Abstract of Thesis presented at COPPE/UFRJ as a partial fulfillment of the requirements for the degree of Master of Science (M.Sc.)
On Using Neural Networks for Solving Linear Programming Problems
Leonardo Valente Ferreira
April/2002
Advisors: |
Eugenius Kaszkurewicz
Amit Bhaya
|
Department: |
Eletrical Engineering |
Artificial neural networks for solving different variants of linear programming problems are proposed and analysed. An energy function with an exact penalty term is associated to each variant and leads to a discontinuous dynamic gradient system model of an artificial neural network.
The objective is to derive conditions that the network must satisfy in order to ensure convergence to the solution of the linear programming problems.

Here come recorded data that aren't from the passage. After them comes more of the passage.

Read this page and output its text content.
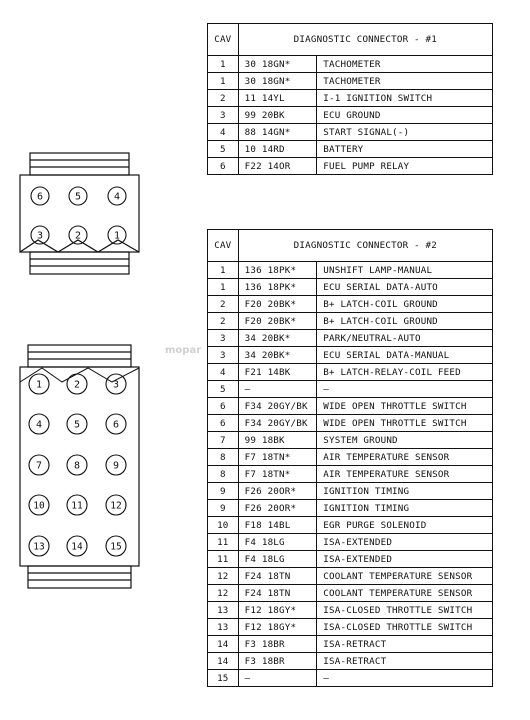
6	5	4
3	2	1
1	2	3
4	5	6
7	8	9
10	11	12
13	14	15
mopar
CAV	DIAGNOSTIC CONNECTOR - #1	
1	30 18GN*	TACHOMETER
1	30 18GN*	TACHOMETER
2	11 14YL	I-1 IGNITION SWITCH
3	99 20BK	ECU GROUND
4	88 14GN*	START SIGNAL(-)
5	10 14RD	BATTERY
6	F22 14OR	FUEL PUMP RELAY
CAV	DIAGNOSTIC CONNECTOR - #2	
1	136 18PK*	UNSHIFT LAMP-MANUAL
1	136 18PK*	ECU SERIAL DATA-AUTO
2	F20 20BK*	B+ LATCH-COIL GROUND
2	F20 20BK*	B+ LATCH-COIL GROUND
3	34 20BK*	PARK/NEUTRAL-AUTO
3	34 20BK*	ECU SERIAL DATA-MANUAL
4	F21 14BK	B+ LATCH-RELAY-COIL FEED
5	—	—
6	F34 20GY/BK	WIDE OPEN THROTTLE SWITCH
6	F34 20GY/BK	WIDE OPEN THROTTLE SWITCH
7	99 18BK	SYSTEM GROUND
8	F7 18TN*	AIR TEMPERATURE SENSOR
8	F7 18TN*	AIR TEMPERATURE SENSOR
9	F26 20OR*	IGNITION TIMING
9	F26 20OR*	IGNITION TIMING
10	F18 14BL	EGR PURGE SOLENOID
11	F4 18LG	ISA-EXTENDED
11	F4 18LG	ISA-EXTENDED
12	F24 18TN	COOLANT TEMPERATURE SENSOR
12	F24 18TN	COOLANT TEMPERATURE SENSOR
13	F12 18GY*	ISA-CLOSED THROTTLE SWITCH
13	F12 18GY*	ISA-CLOSED THROTTLE SWITCH
14	F3 18BR	ISA-RETRACT
14	F3 18BR	ISA-RETRACT
15	—	—
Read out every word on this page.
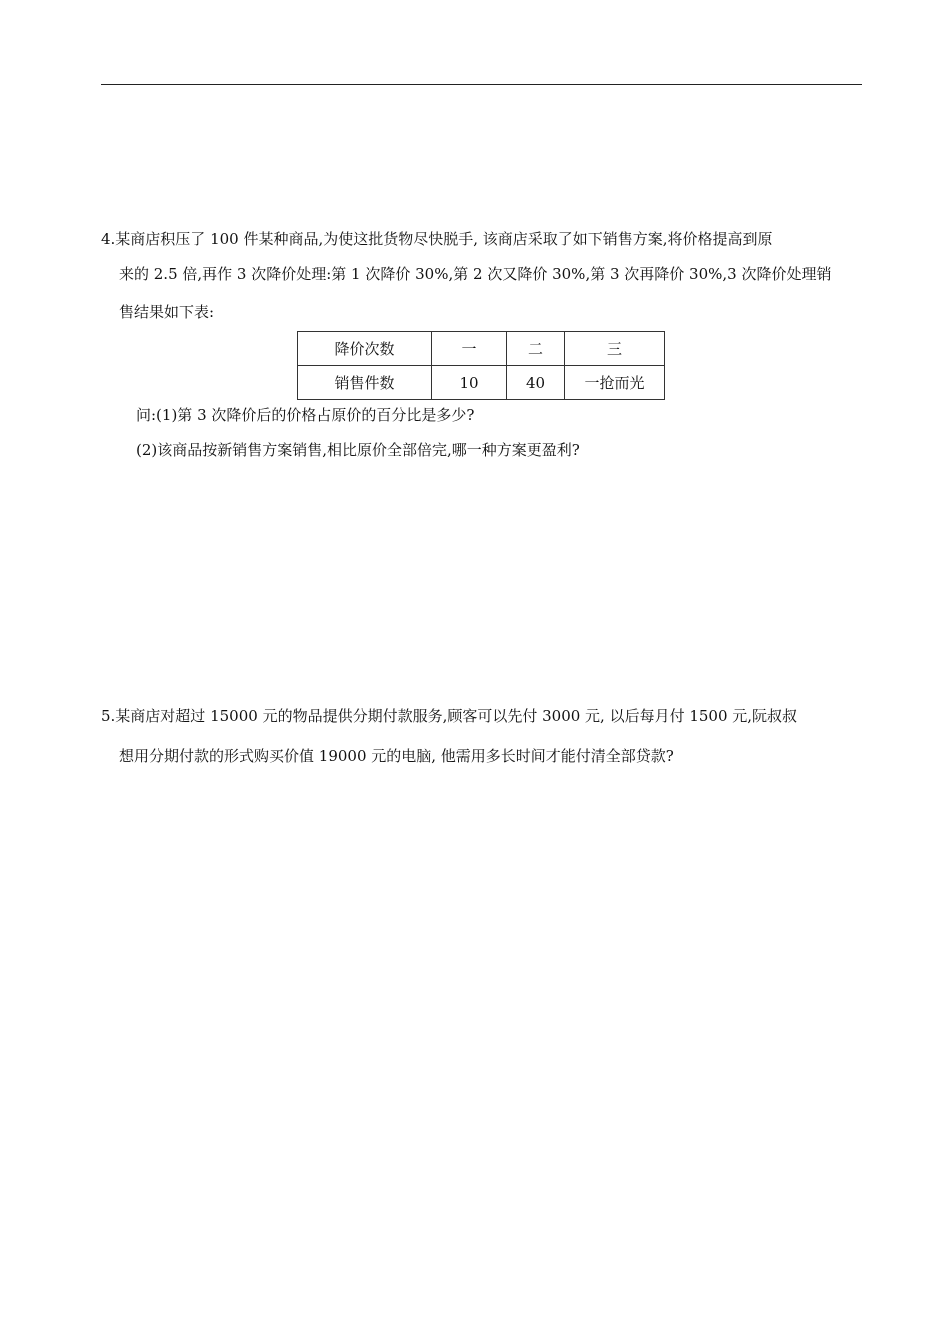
4.某商店积压了 100 件某种商品,为使这批货物尽快脱手, 该商店采取了如下销售方案,将价格提高到原
来的 2.5 倍,再作 3 次降价处理:第 1 次降价 30%,第 2 次又降价 30%,第 3 次再降价 30%,3 次降价处理销
售结果如下表:
降价次数	一	二	三
销售件数	10	40	一抢而光
问:(1)第 3 次降价后的价格占原价的百分比是多少?
(2)该商品按新销售方案销售,相比原价全部倍完,哪一种方案更盈利?
5.某商店对超过 15000 元的物品提供分期付款服务,顾客可以先付 3000 元, 以后每月付 1500 元,阮叔叔
想用分期付款的形式购买价值 19000 元的电脑, 他需用多长时间才能付清全部贷款?
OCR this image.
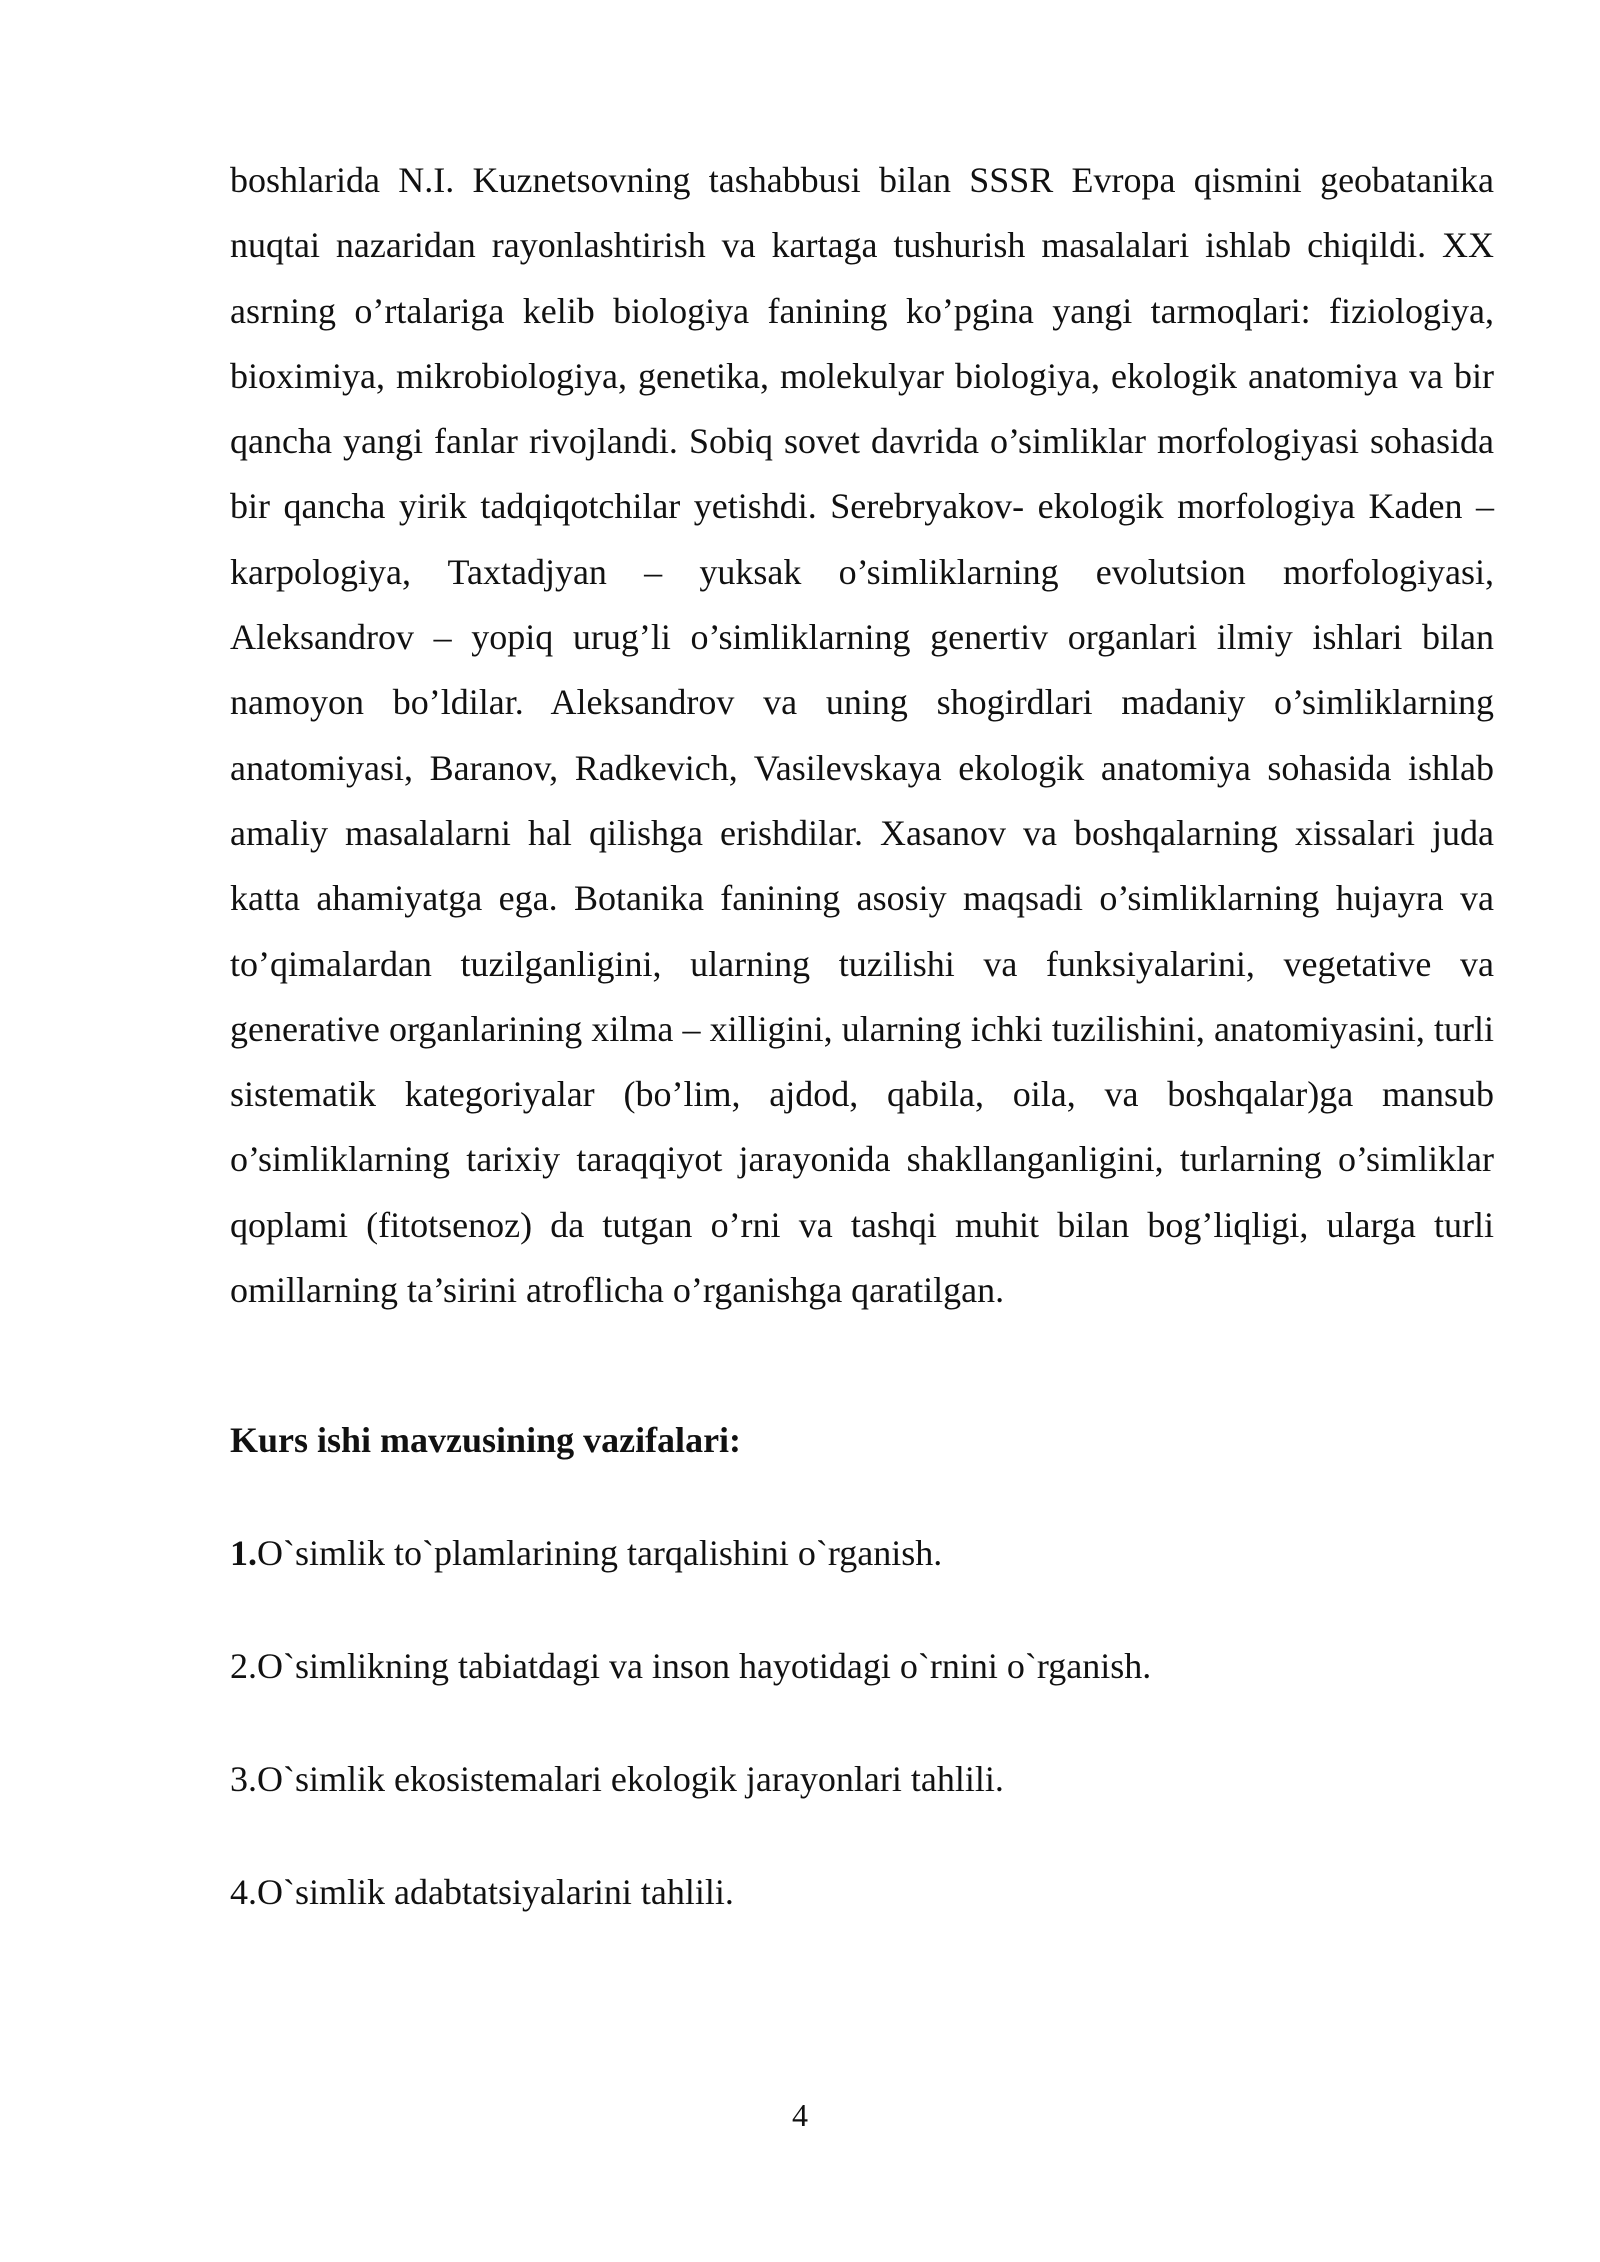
boshlarida N.I. Kuznetsovning tashabbusi bilan SSSR Evropa qismini geobatanika nuqtai nazaridan rayonlashtirish va kartaga tushurish masalalari ishlab chiqildi. XX asrning o’rtalariga kelib biologiya fanining ko’pgina yangi tarmoqlari: fiziologiya, bioximiya, mikrobiologiya, genetika, molekulyar biologiya, ekologik anatomiya va bir qancha yangi fanlar rivojlandi. Sobiq sovet davrida o’simliklar morfologiyasi sohasida bir qancha yirik tadqiqotchilar yetishdi. Serebryakov- ekologik morfologiya Kaden – karpologiya, Taxtadjyan – yuksak o’simliklarning evolutsion morfologiyasi, Aleksandrov – yopiq urug’li o’simliklarning genertiv organlari ilmiy ishlari bilan namoyon bo’ldilar. Aleksandrov va uning shogirdlari madaniy o’simliklarning anatomiyasi, Baranov, Radkevich, Vasilevskaya ekologik anatomiya sohasida ishlab amaliy masalalarni hal qilishga erishdilar. Xasanov va boshqalarning xissalari juda katta ahamiyatga ega. Botanika fanining asosiy maqsadi o’simliklarning hujayra va to’qimalardan tuzilganligini, ularning tuzilishi va funksiyalarini, vegetative va generative organlarining xilma – xilligini, ularning ichki tuzilishini, anatomiyasini, turli sistematik kategoriyalar (bo’lim, ajdod, qabila, oila, va boshqalar)ga mansub o’simliklarning tarixiy taraqqiyot jarayonida shakllanganligini, turlarning o’simliklar qoplami (fitotsenoz) da tutgan o’rni va tashqi muhit bilan bog’liqligi, ularga turli omillarning ta’sirini atroflicha o’rganishga qaratilgan.

Kurs ishi mavzusining vazifalari:

1.O`simlik to`plamlarining tarqalishini o`rganish.

2.O`simlikning tabiatdagi va inson hayotidagi o`rnini o`rganish.

3.O`simlik ekosistemalari ekologik jarayonlari tahlili.

4.O`simlik adabtatsiyalarini tahlili.

4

This objective is attained by representing the neural networks in a Persidskii type form and using an associated diagonal type Liapunov function.
The linear programming problems are also studied by using winner-take-all subnetworks, which are abtained by associating to each variant an energy function that produces discontinuous dynamic gradient type systems, containing a controller that has the characteristic of a winner-take-all function. Network convergence is analysed, and conditions that the network gains must satisfy in order 0 ensure convergence to the solution set of the linear programming problems are also derived, providing sufficient conditions in terms of the network gains, that ensure convergence to the solution set of the original linear programming problem.